Blondie and I were supposed to go on a road trip this spring break (March 11-21st), but events conspired against that. Blondie decided that North Carolina was better than a road trip that would've taken us down to Georgia, and across to Arizona. I can't blame him. He has women in North Carolina waiting with red cheeks and open legs. That left me with substantial money and no place to go. Well, I'm thinking that there's a very hot woman in Latvia waiting for me, and I've never been to Europe. So, Jon very well might be going to Latvia for Spring Break. My Latvian adventure is dependent on two things: her approval, and the arrival of my substantial money. If said money is late, I'm instead going to France, which is much more affordable than the Baltic countries. Either way, I'm going to Europe this spring break. A few people have mentioned that they are willing to accompany me to Paris. I'm talking cheap accommodations here, folks. Hospitals and the road. If y'all can deal, and if y'all can deal with the possibility of a last minute ticket purchase, we game. In the mean time, I need to acquire a passport. I shall do that some time this week.
-----
I have been strangely tired this week. Perhaps it was all the partying I did this weekend, without the extra sleep that is usually attached to excessive drinking, or perhaps it's the fact that even though I was careful to plan only afternoon classes, extraneous events have conspired to make me wake up at 8am every day. So, yeah, I have been taking a teaching class on the side. I'm not entirely confident in my teaching skills (Yes, even I lack confidence sometimes) and I want to brush them up before taking on the responsibility of entire classrooms. See, most teachers prepare for this by student teaching. I, as a lowly and shitty philosophy major, do not have that luxury. Hence, with some wrangling, the Professorwhoshallnotbenamed let me into her teaching class. Thus, Jon rises in the morning and no one's happy, especially me.

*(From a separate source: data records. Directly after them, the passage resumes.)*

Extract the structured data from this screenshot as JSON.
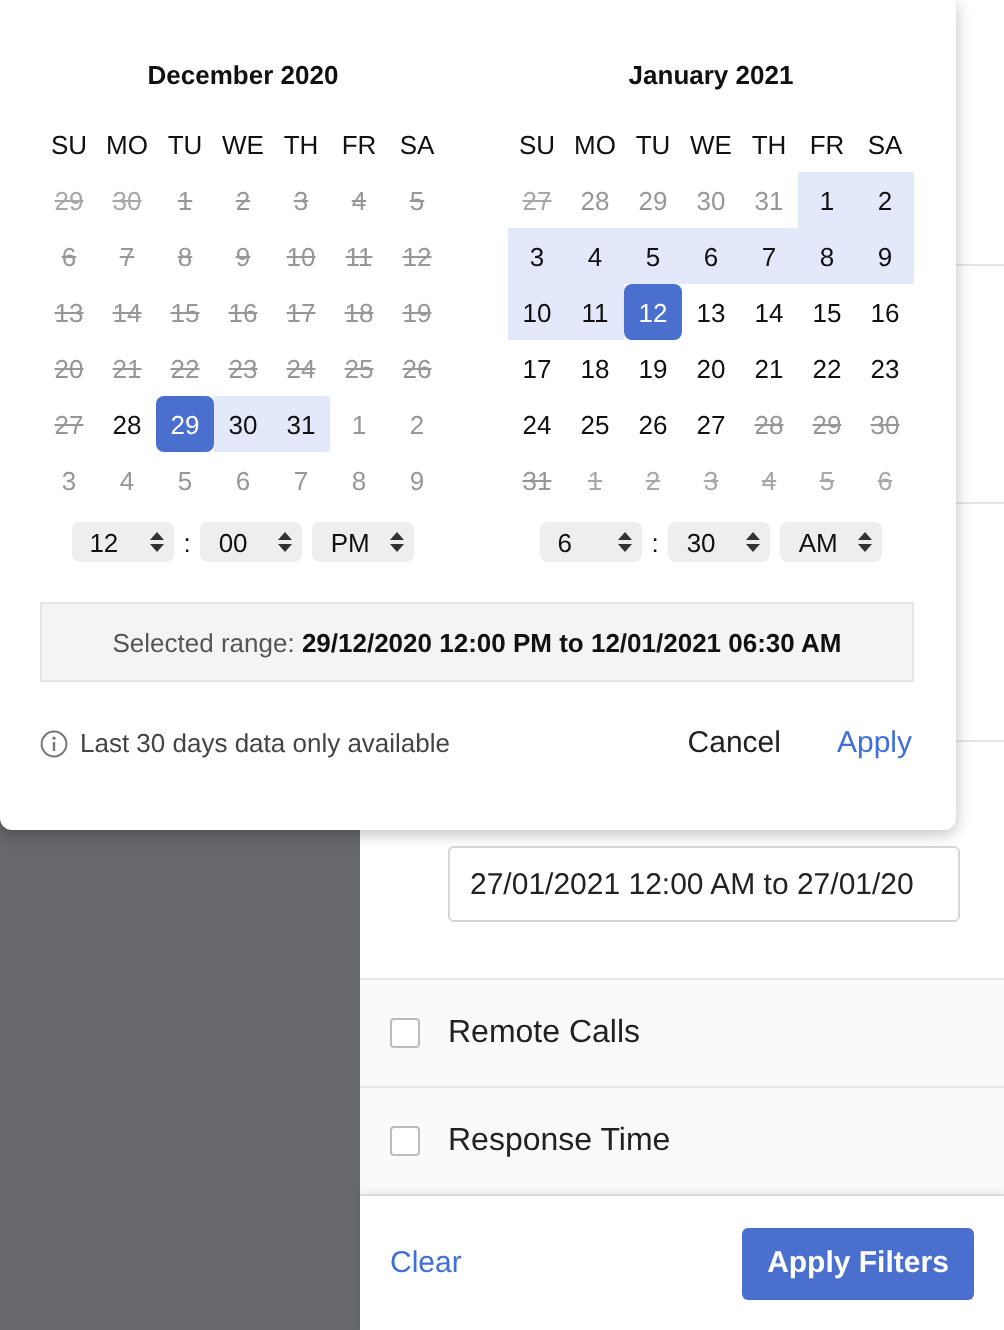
{
  "popup": {
    "months": [
      {
        "title": "December 2020",
        "weekdays": [
          "SU",
          "MO",
          "TU",
          "WE",
          "TH",
          "FR",
          "SA"
        ],
        "weeks": [
          [
            {
              "d": "29",
              "disabled": true,
              "outside": true,
              "in_range": false,
              "selected": false
            },
            {
              "d": "30",
              "disabled": true,
              "outside": true,
              "in_range": false,
              "selected": false
            },
            {
              "d": "1",
              "disabled": true,
              "outside": false,
              "in_range": false,
              "selected": false
            },
            {
              "d": "2",
              "disabled": true,
              "outside": false,
              "in_range": false,
              "selected": false
            },
            {
              "d": "3",
              "disabled": true,
              "outside": false,
              "in_range": false,
              "selected": false
            },
            {
              "d": "4",
              "disabled": true,
              "outside": false,
              "in_range": false,
              "selected": false
            },
            {
              "d": "5",
              "disabled": true,
              "outside": false,
              "in_range": false,
              "selected": false
            }
          ],
          [
            {
              "d": "6",
              "disabled": true,
              "outside": false,
              "in_range": false,
              "selected": false
            },
            {
              "d": "7",
              "disabled": true,
              "outside": false,
              "in_range": false,
              "selected": false
            },
            {
              "d": "8",
              "disabled": true,
              "outside": false,
              "in_range": false,
              "selected": false
            },
            {
              "d": "9",
              "disabled": true,
              "outside": false,
              "in_range": false,
              "selected": false
            },
            {
              "d": "10",
              "disabled": true,
              "outside": false,
              "in_range": false,
              "selected": false
            },
            {
              "d": "11",
              "disabled": true,
              "outside": false,
              "in_range": false,
              "selected": false
            },
            {
              "d": "12",
              "disabled": true,
              "outside": false,
              "in_range": false,
              "selected": false
            }
          ],
          [
            {
              "d": "13",
              "disabled": true,
              "outside": false,
              "in_range": false,
              "selected": false
            },
            {
              "d": "14",
              "disabled": true,
              "outside": false,
              "in_range": false,
              "selected": false
            },
            {
              "d": "15",
              "disabled": true,
              "outside": false,
              "in_range": false,
              "selected": false
            },
            {
              "d": "16",
              "disabled": true,
              "outside": false,
              "in_range": false,
              "selected": false
            },
            {
              "d": "17",
              "disabled": true,
              "outside": false,
              "in_range": false,
              "selected": false
            },
            {
              "d": "18",
              "disabled": true,
              "outside": false,
              "in_range": false,
              "selected": false
            },
            {
              "d": "19",
              "disabled": true,
              "outside": false,
              "in_range": false,
              "selected": false
            }
          ],
          [
            {
              "d": "20",
              "disabled": true,
              "outside": false,
              "in_range": false,
              "selected": false
            },
            {
              "d": "21",
              "disabled": true,
              "outside": false,
              "in_range": false,
              "selected": false
            },
            {
              "d": "22",
              "disabled": true,
              "outside": false,
              "in_range": false,
              "selected": false
            },
            {
              "d": "23",
              "disabled": true,
              "outside": false,
              "in_range": false,
              "selected": false
            },
            {
              "d": "24",
              "disabled": true,
              "outside": false,
              "in_range": false,
              "selected": false
            },
            {
              "d": "25",
              "disabled": true,
              "outside": false,
              "in_range": false,
              "selected": false
            },
            {
              "d": "26",
              "disabled": true,
              "outside": false,
              "in_range": false,
              "selected": false
            }
          ],
          [
            {
              "d": "27",
              "disabled": true,
              "outside": false,
              "in_range": false,
              "selected": false
            },
            {
              "d": "28",
              "disabled": false,
              "outside": false,
              "in_range": false,
              "selected": false
            },
            {
              "d": "29",
              "disabled": false,
              "outside": false,
              "in_range": false,
              "selected": true
            },
            {
              "d": "30",
              "disabled": false,
              "outside": false,
              "in_range": true,
              "selected": false
            },
            {
              "d": "31",
              "disabled": false,
              "outside": false,
              "in_range": true,
              "selected": false
            },
            {
              "d": "1",
              "disabled": false,
              "outside": true,
              "in_range": false,
              "selected": false
            },
            {
              "d": "2",
              "disabled": false,
              "outside": true,
              "in_range": false,
              "selected": false
            }
          ],
          [
            {
              "d": "3",
              "disabled": false,
              "outside": true,
              "in_range": false,
              "selected": false
            },
            {
              "d": "4",
              "disabled": false,
              "outside": true,
              "in_range": false,
              "selected": false
            },
            {
              "d": "5",
              "disabled": false,
              "outside": true,
              "in_range": false,
              "selected": false
            },
            {
              "d": "6",
              "disabled": false,
              "outside": true,
              "in_range": false,
              "selected": false
            },
            {
              "d": "7",
              "disabled": false,
              "outside": true,
              "in_range": false,
              "selected": false
            },
            {
              "d": "8",
              "disabled": false,
              "outside": true,
              "in_range": false,
              "selected": false
            },
            {
              "d": "9",
              "disabled": false,
              "outside": true,
              "in_range": false,
              "selected": false
            }
          ]
        ],
        "time": {
          "hour": "12",
          "separator": ":",
          "minute": "00",
          "meridiem": "PM"
        }
      },
      {
        "title": "January 2021",
        "weekdays": [
          "SU",
          "MO",
          "TU",
          "WE",
          "TH",
          "FR",
          "SA"
        ],
        "weeks": [
          [
            {
              "d": "27",
              "disabled": true,
              "outside": true,
              "in_range": false,
              "selected": false
            },
            {
              "d": "28",
              "disabled": false,
              "outside": true,
              "in_range": false,
              "selected": false
            },
            {
              "d": "29",
              "disabled": false,
              "outside": true,
              "in_range": false,
              "selected": false
            },
            {
              "d": "30",
              "disabled": false,
              "outside": true,
              "in_range": false,
              "selected": false
            },
            {
              "d": "31",
              "disabled": false,
              "outside": true,
              "in_range": false,
              "selected": false
            },
            {
              "d": "1",
              "disabled": false,
              "outside": false,
              "in_range": true,
              "selected": false
            },
            {
              "d": "2",
              "disabled": false,
              "outside": false,
              "in_range": true,
              "selected": false
            }
          ],
          [
            {
              "d": "3",
              "disabled": false,
              "outside": false,
              "in_range": true,
              "selected": false
            },
            {
              "d": "4",
              "disabled": false,
              "outside": false,
              "in_range": true,
              "selected": false
            },
            {
              "d": "5",
              "disabled": false,
              "outside": false,
              "in_range": true,
              "selected": false
            },
            {
              "d": "6",
              "disabled": false,
              "outside": false,
              "in_range": true,
              "selected": false
            },
            {
              "d": "7",
              "disabled": false,
              "outside": false,
              "in_range": true,
              "selected": false
            },
            {
              "d": "8",
              "disabled": false,
              "outside": false,
              "in_range": true,
              "selected": false
            },
            {
              "d": "9",
              "disabled": false,
              "outside": false,
              "in_range": true,
              "selected": false
            }
          ],
          [
            {
              "d": "10",
              "disabled": false,
              "outside": false,
              "in_range": true,
              "selected": false
            },
            {
              "d": "11",
              "disabled": false,
              "outside": false,
              "in_range": true,
              "selected": false
            },
            {
              "d": "12",
              "disabled": false,
              "outside": false,
              "in_range": false,
              "selected": true
            },
            {
              "d": "13",
              "disabled": false,
              "outside": false,
              "in_range": false,
              "selected": false
            },
            {
              "d": "14",
              "disabled": false,
              "outside": false,
              "in_range": false,
              "selected": false
            },
            {
              "d": "15",
              "disabled": false,
              "outside": false,
              "in_range": false,
              "selected": false
            },
            {
              "d": "16",
              "disabled": false,
              "outside": false,
              "in_range": false,
              "selected": false
            }
          ],
          [
            {
              "d": "17",
              "disabled": false,
              "outside": false,
              "in_range": false,
              "selected": false
            },
            {
              "d": "18",
              "disabled": false,
              "outside": false,
              "in_range": false,
              "selected": false
            },
            {
              "d": "19",
              "disabled": false,
              "outside": false,
              "in_range": false,
              "selected": false
            },
            {
              "d": "20",
              "disabled": false,
              "outside": false,
              "in_range": false,
              "selected": false
            },
            {
              "d": "21",
              "disabled": false,
              "outside": false,
              "in_range": false,
              "selected": false
            },
            {
              "d": "22",
              "disabled": false,
              "outside": false,
              "in_range": false,
              "selected": false
            },
            {
              "d": "23",
              "disabled": false,
              "outside": false,
              "in_range": false,
              "selected": false
            }
          ],
          [
            {
              "d": "24",
              "disabled": false,
              "outside": false,
              "in_range": false,
              "selected": false
            },
            {
              "d": "25",
              "disabled": false,
              "outside": false,
              "in_range": false,
              "selected": false
            },
            {
              "d": "26",
              "disabled": false,
              "outside": false,
              "in_range": false,
              "selected": false
            },
            {
              "d": "27",
              "disabled": false,
              "outside": false,
              "in_range": false,
              "selected": false
            },
            {
              "d": "28",
              "disabled": true,
              "outside": false,
              "in_range": false,
              "selected": false
            },
            {
              "d": "29",
              "disabled": true,
              "outside": false,
              "in_range": false,
              "selected": false
            },
            {
              "d": "30",
              "disabled": true,
              "outside": false,
              "in_range": false,
              "selected": false
            }
          ],
          [
            {
              "d": "31",
              "disabled": true,
              "outside": false,
              "in_range": false,
              "selected": false
            },
            {
              "d": "1",
              "disabled": true,
              "outside": true,
              "in_range": false,
              "selected": false
            },
            {
              "d": "2",
              "disabled": true,
              "outside": true,
              "in_range": false,
              "selected": false
            },
            {
              "d": "3",
              "disabled": true,
              "outside": true,
              "in_range": false,
              "selected": false
            },
            {
              "d": "4",
              "disabled": true,
              "outside": true,
              "in_range": false,
              "selected": false
            },
            {
              "d": "5",
              "disabled": true,
              "outside": true,
              "in_range": false,
              "selected": false
            },
            {
              "d": "6",
              "disabled": true,
              "outside": true,
              "in_range": false,
              "selected": false
            }
          ]
        ],
        "time": {
          "hour": "6",
          "separator": ":",
          "minute": "30",
          "meridiem": "AM"
        }
      }
    ],
    "selected_range": "Selected range: **29/12/2020 12:00 PM to 12/01/2021 06:30 AM**",
    "note": "Last 30 days data only available",
    "buttons": [
      {
        "label": "Cancel",
        "kind": "secondary"
      },
      {
        "label": "Apply",
        "kind": "primary"
      }
    ]
  },
  "filter_panel": {
    "date_field": {
      "value": "27/01/2021 12:00 AM to 27/01/20"
    },
    "options": [
      {
        "label": "Remote Calls",
        "checked": false
      },
      {
        "label": "Response Time",
        "checked": false
      }
    ],
    "clear": "Clear",
    "apply": "Apply Filters"
  }
}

I thought my schedule would be nice, but it appears to be hectic. My selection to the All-Greek dance squad has eaten my Tuesday 9-11pm until April, and I am on the Fraternity Volleyball team. That takes up my Monday and Wednesday nights. I'm in class all day, and I have activities at night. This is in addition to the reading course-load several senior level philosophy classes offer. I need to also write my senior thesis on some aesthetic bullshit. So, I won't have as much room to breathe as I thought. On the plus side, I enjoy staying busy. I was going nuts sitting on my ass all last week.
-----
I'm off to wrangle money from my old job. That's a story for another time. Suffice to say, we are not happy people.